The patient presented had surgical repair, as shown in figures 5 and 6. The injuries included (1) a full-thickness laceration of the left lateral canthus with avulsion of the left lateral canthus tendon, (2) a stellate laceration across the nasal bridge, (3) a small hyphema of the left eye, (4) laceration of the left brow and (5) orbital wall fractures. He was discharged 48 hours after admission on no antibiotics, and with the exception of some transient visual loss in the eye, he recovered without further complications.
Columnist comments
Trauma, such as the case above, accidental as it may be, is often self-inflicted and preventable. However, the trauma inflicted upon parts of Haiti, both physical and psychological, came as a result of a natural disaster last Jan. 12, resulting in the deaths of almost one-quarter of a million people. And while several high-profile celebrities and political figures have stepped up (with cameras rolling) with their time and money, and that’s very good, there are many altruistic physicians, nurses, and many other paraprofessionals quietly donating their time, money and talents long before the disaster hit, and continue to help today. Such is the case with a Texas pediatrician, Jeannine Hatt, MD, (figure 7), with TexomaCare Pediatrics and the Texoma Medical Center in the Sherman-Denison area of north Texas, who has a long history of donating her time (and money) engaged in international medical care.

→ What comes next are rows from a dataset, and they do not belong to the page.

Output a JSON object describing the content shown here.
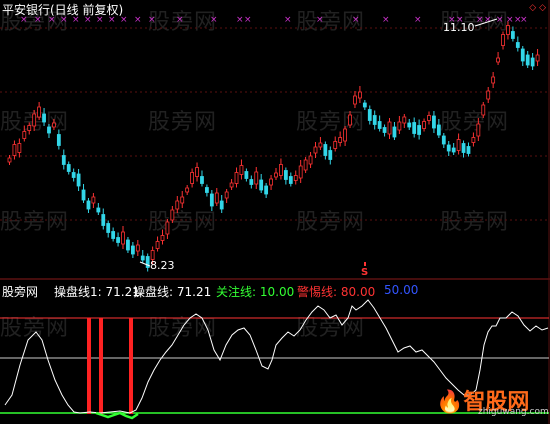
{
  "chart_title": "平安银行(日线 前复权)",
  "corner_icons": "◇ ◇",
  "price_high_label": "11.10",
  "price_low_label": "8.23",
  "marker_s": "S",
  "indicator": {
    "source": "股旁网",
    "name_line1": "操盘线1: 71.21",
    "name_line2": "操盘线: 71.21",
    "focus_label": "关注线: 10.00",
    "alert_label": "警惕线: 80.00",
    "mid_label": "50.00"
  },
  "watermark": "股旁网",
  "logo": {
    "text": "智股网",
    "url": "zhiguwang.com"
  },
  "colors": {
    "up": "#ff3333",
    "down": "#33d6e8",
    "white_line": "#ffffff",
    "focus": "#33ff33",
    "alert": "#ff3333",
    "mid": "#3333ff",
    "x_marks": "#cc33cc"
  }
}
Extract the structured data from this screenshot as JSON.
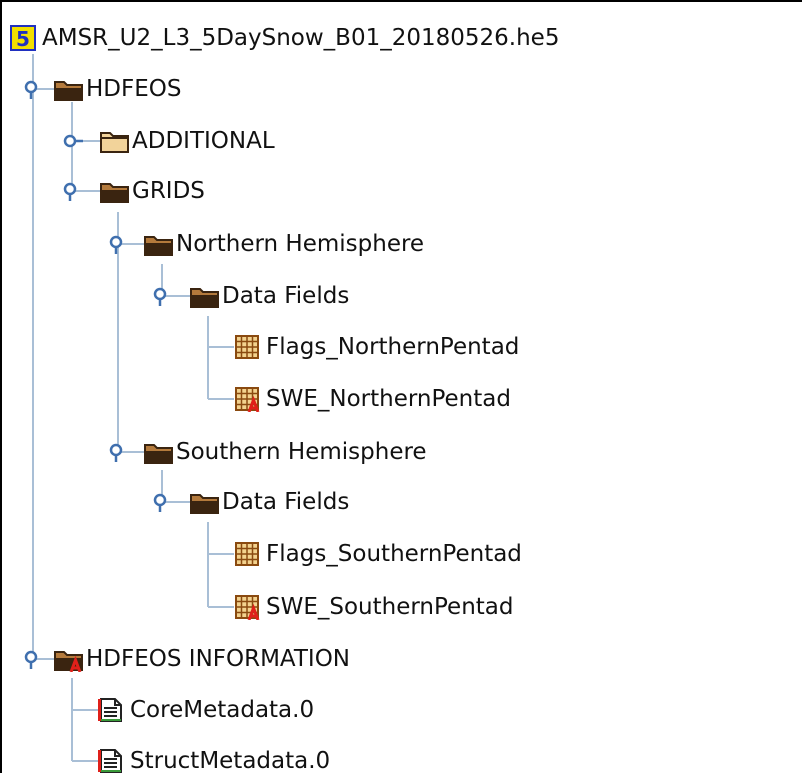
{
  "tree": {
    "root": {
      "label": "AMSR_U2_L3_5DaySnow_B01_20180526.he5",
      "icon": "hdf5-file-icon"
    },
    "hdfeos": {
      "label": "HDFEOS",
      "icon": "folder-open-icon"
    },
    "additional": {
      "label": "ADDITIONAL",
      "icon": "folder-closed-icon"
    },
    "grids": {
      "label": "GRIDS",
      "icon": "folder-open-icon"
    },
    "northern": {
      "label": "Northern Hemisphere",
      "icon": "folder-open-icon"
    },
    "northern_data_fields": {
      "label": "Data Fields",
      "icon": "folder-open-icon"
    },
    "flags_northern": {
      "label": "Flags_NorthernPentad",
      "icon": "dataset-grid-icon"
    },
    "swe_northern": {
      "label": "SWE_NorthernPentad",
      "icon": "dataset-grid-attr-icon"
    },
    "southern": {
      "label": "Southern Hemisphere",
      "icon": "folder-open-icon"
    },
    "southern_data_fields": {
      "label": "Data Fields",
      "icon": "folder-open-icon"
    },
    "flags_southern": {
      "label": "Flags_SouthernPentad",
      "icon": "dataset-grid-icon"
    },
    "swe_southern": {
      "label": "SWE_SouthernPentad",
      "icon": "dataset-grid-attr-icon"
    },
    "hdfeos_information": {
      "label": "HDFEOS INFORMATION",
      "icon": "folder-attr-icon"
    },
    "core_metadata": {
      "label": "CoreMetadata.0",
      "icon": "text-dataset-icon"
    },
    "struct_metadata": {
      "label": "StructMetadata.0",
      "icon": "text-dataset-icon"
    }
  },
  "colors": {
    "tree_line": "#a9bfd6",
    "handle": "#3f6fae",
    "folder": "#b47a3c",
    "folder_dark": "#3a2410",
    "attr_marker": "#e0201a",
    "hdf5_badge": "#f2e000",
    "hdf5_badge_text": "#2030c0"
  }
}
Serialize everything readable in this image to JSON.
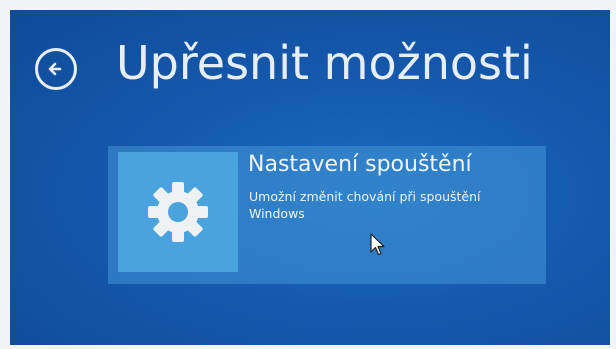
{
  "header": {
    "title": "Upřesnit možnosti",
    "back_icon": "back-arrow-circle-icon"
  },
  "options": [
    {
      "title": "Nastavení spouštění",
      "description": "Umožní změnit chování při spouštění Windows",
      "icon": "gear-icon"
    }
  ],
  "colors": {
    "background": "#1559ad",
    "tile_background": "#3b8fd0",
    "icon_box": "#4aa3dc",
    "text": "#e8eef8"
  }
}
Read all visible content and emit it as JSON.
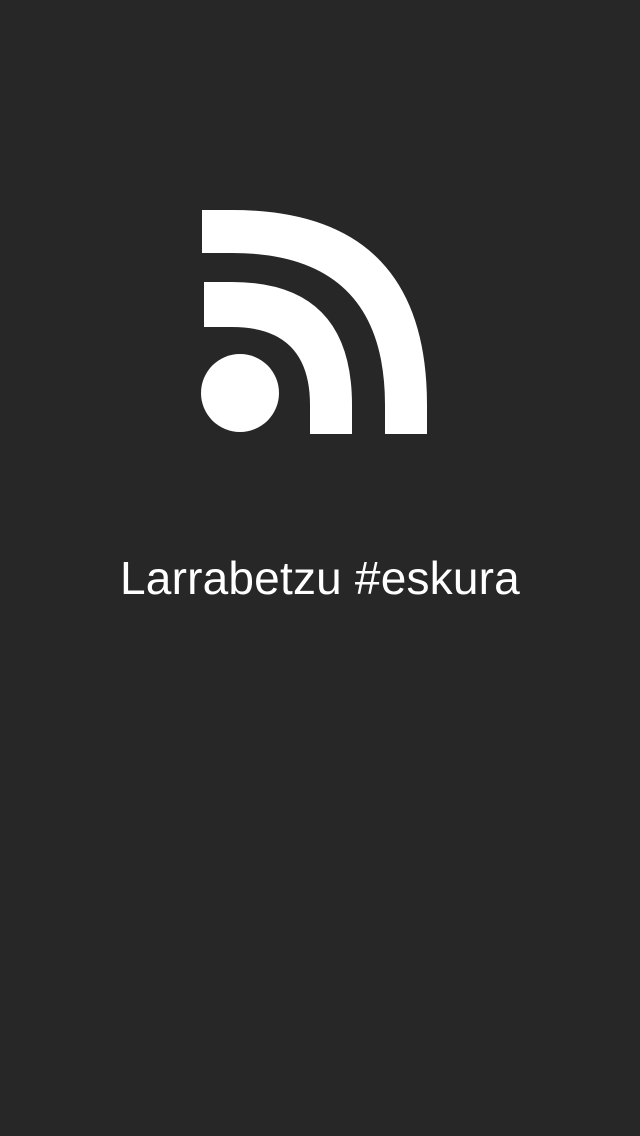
{
  "splash": {
    "background_color": "#272727",
    "foreground_color": "#ffffff",
    "logo_icon": "rss-feed-icon",
    "app_name": "Larrabetzu #eskura"
  }
}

Her first trip into Haiti was with a team to Grace Children’s Hospital in Port-au-Prince in 2000 for the purpose of exploring opportunities to help broaden and expand their range of services. She is a member of the Section on International Child Health of the American Academy of Pediatrics and also serves on the International Child Care USA (a religion-based child health development organization) board of directors as chair of the Medical Resources Committee. She and her group of volunteers, some of whom are represented in figure 8, have made many trips back since; the most recent being after the earthquake (figure 9).
These unsung heroes, and many others similar to them, have been helping the people of Haiti for years, treating children with severe malnutrition (figure 10), serious infections such as TB meningitis (figure 11), Pott disease (figure 12), Pulmonary TB, HIV AND malnutrition (figure 13), and simply feeding children (figure 14). In addition to patient care, Dr. Hatt’s team has long been involved in continuing education of local providers, including PALS (figure 15) and other life-saving services, so that they can better take care of their own, which is the primary goal. Since the earthquake, they have been engaged in helping rebuild Grace Children’s Hospital and restoring their services. While I’m not a practitioner of any specific religion, I have great respect for all forms of faith, and I stand in awe of these people.